Em “A Multitude of Angels” (a caixa que reunia
concertos seus de outubro de 1996, a solo, em Módena, Ferrara, Turim e Génova) praticamente ensaiava um dueto
com Annie Lennox: “O que me levou a seguir por diante e completar o meu
destino? Os anjos, que incluíam tudo à minha volta: as plateias, os pianos, a
doença, o DAT, o meu manager, a minha
mulher”, explicava, enquanto em seu redor se parecia ouvir os Eurythmics e “It’s
an orchestra of angels/ And they’re playing with my heart”. Agora, presta-se
atenção a este “After the Fall” e o que vem à memória é a canção homónima dos
Journey a servir de banda sonora às desilusões de Tom Cruise em “Negócio Arriscado”
quando, afinal, a vida dá mostras de não lhe vir a correr como o esperado e,
numa retórica descida aos infernos, ele se refugia na cave de sua casa e se põe
a brincar tristemente com o modelito ferroviário de quando era pequeno – claro
está, imediatamente antes de Rebecca De Mornay o conduzir ao paraíso a bordo de
um comboio a sério.
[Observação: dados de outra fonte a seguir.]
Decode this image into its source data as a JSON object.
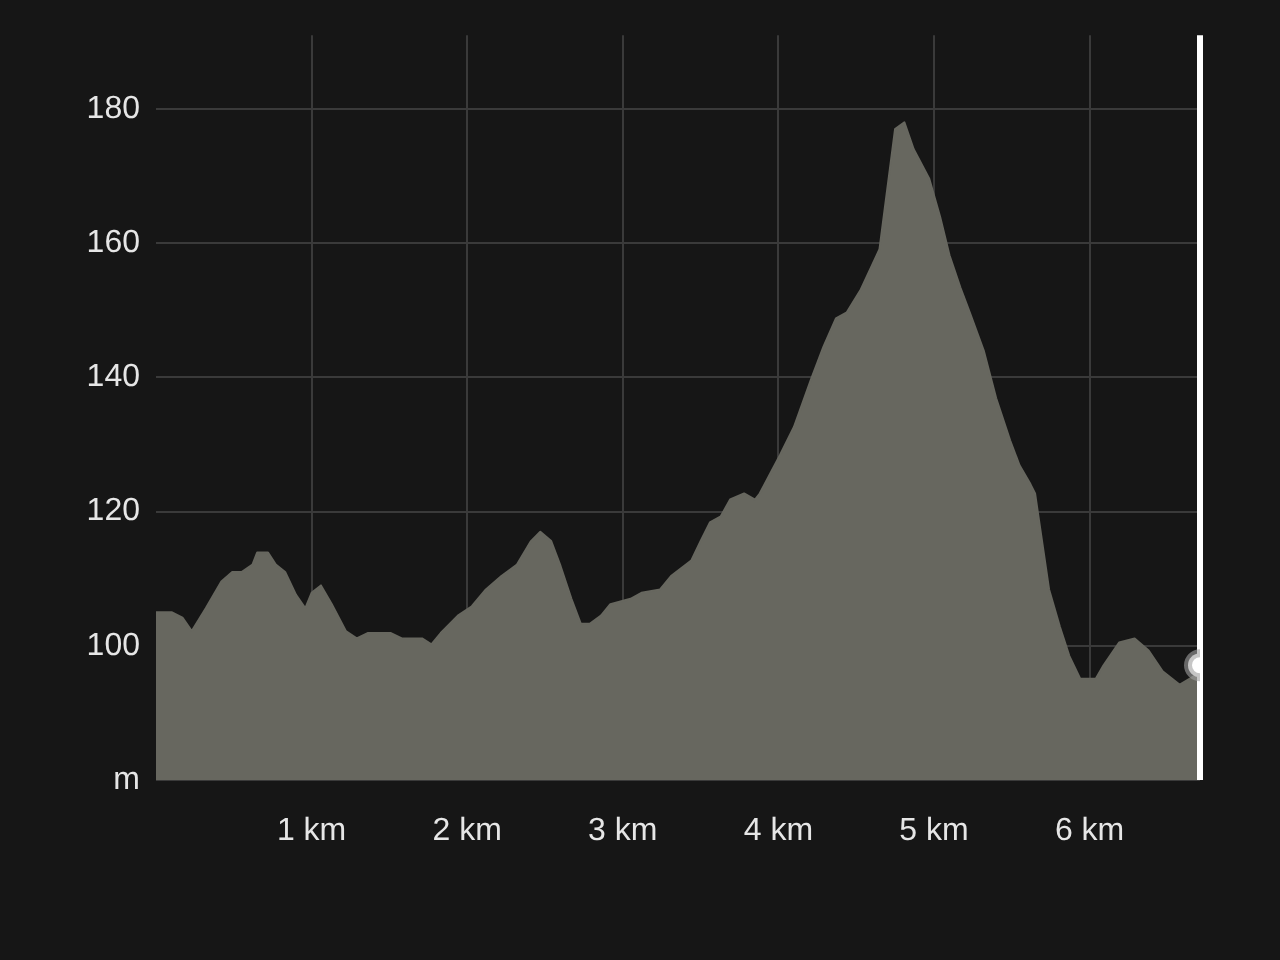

Keith Jarrett não gera mais empatia do que isto.
Conta,
agora, em notas de apresentação: “Durante dois anos (do outono [Fall, em
inglês] de 1996 ao de 1998) padeci da Síndrome da Fadiga Crónica e não pude
tocar piano em público. ‘A Multitude of Angels’ contém a última música que fiz
antes de bater no fundo.” Pois então “After the Fall” regista a primeira que
fez quando se começou a sentir capaz de sair do buraco. Gravada ao vivo a 14 de
novembro de 1998, trata-se de uma sessão de fisioterapia num Reality show dedicado à crónica da vida
privada de um pianista de jazz. Dias antes, ao “The New York Times” de 8 de
novembro, dizia: “Estou numa fase algo imprevisível da minha recuperação. E
esta data em Newark vai ser a experiência mais arriscada de sempre [deste trio]”.
Mas Jarrett faz com os standards o
que Escher fazia com as figuras de “Relatividade”: coloca-os num espaço em que
as leis naturais não se aplicam, que é para que nem os que ficam de cabeça para
baixo se sujeitem a cair.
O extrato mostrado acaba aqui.